I'm writing a class in windows using visual studio, one of it's public function has a big for loop looks like below,
void brain_network_opencl::block_filter_fcd_all(int m)
{
const int m_block_len = m * block_len;
time_t start, end;
for (int j = 0; j < shift_2d_gpu[1]; j++) // local work size/number of rows per block
{
for (int i = 0; i < masksize; i++) // number of extracted voxels
{
if (j + m_block_len != i)
{
//if (floor(dst_ptr_gpu[i + j * masksize] * power_up) > threadhold_fcd)
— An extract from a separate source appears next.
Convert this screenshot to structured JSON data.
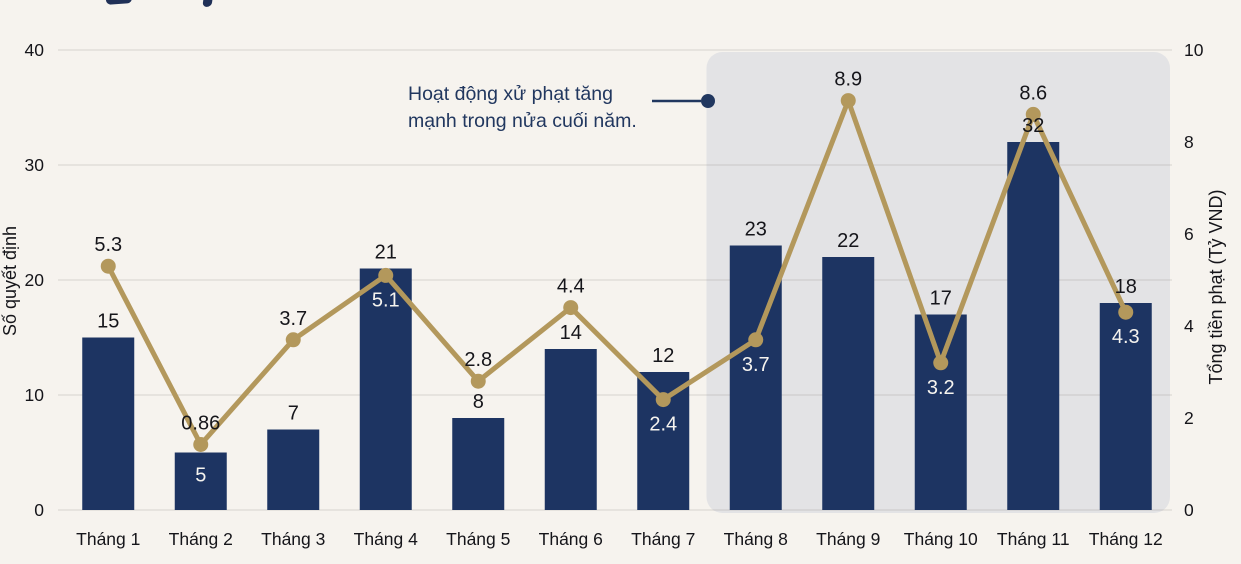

if ((int)(dst_ptr_gpu[i + j * masksize] * power_up) > threadhold_fcd)
{
org_row = mask_ind[j + m_block_len];
org_col = mask_ind[i];
nodes.insert(org_row);
conns.insert(make_pair(org_row, org_col));
}
}
}
}
end = clock();
cout << end - start << "ms" << " for block" << j << endl;
}
where nodes
is std::set<set>
,conns
is std::multimap<int, int>
and mask_ind
is std::vector<int>
, they are declared as private variables as well as masksize and shift_2d_gpu;
Major time costs by floor
and .insert
;
The problem is, the same code (with all the variables) in a main function costs only 1/5~1 the time than it calls from here. And if I replace (int)
by floor
in both function and main(), it costs much more in this function;
What causes this problem and do I have to write it all inside a main()?
By the way does it has something to do with the overloads
?
floor
shows +3 overloads
and .insert
shows +5 overloads
updates
I copy the codes of this function to another new console project's main function.
It's still much slower than my first function (codes also in main)!!!
Now I'm confused...
It's there any settings that make floor
and .insert
faster?
updates 2014/03/31
It's because of the settings in Project Properties->Configuration Properties->C/C++->General->Debug Information Format, this value is set to P*rogram Database for Edit And Continue (/ZI)* as default and it is incompatible with a lot of optimizations according to msdn. If this value is set to Program Database (/Zi), the time cost of floor
wouldn't be 10 times of (int).
(I looked into Disassembly and found out that the length of codes (call floor
-> jmp floor
->different codes) are different when the setting is altered, that's the reason causes floor
and .insert
spent much more time than it should)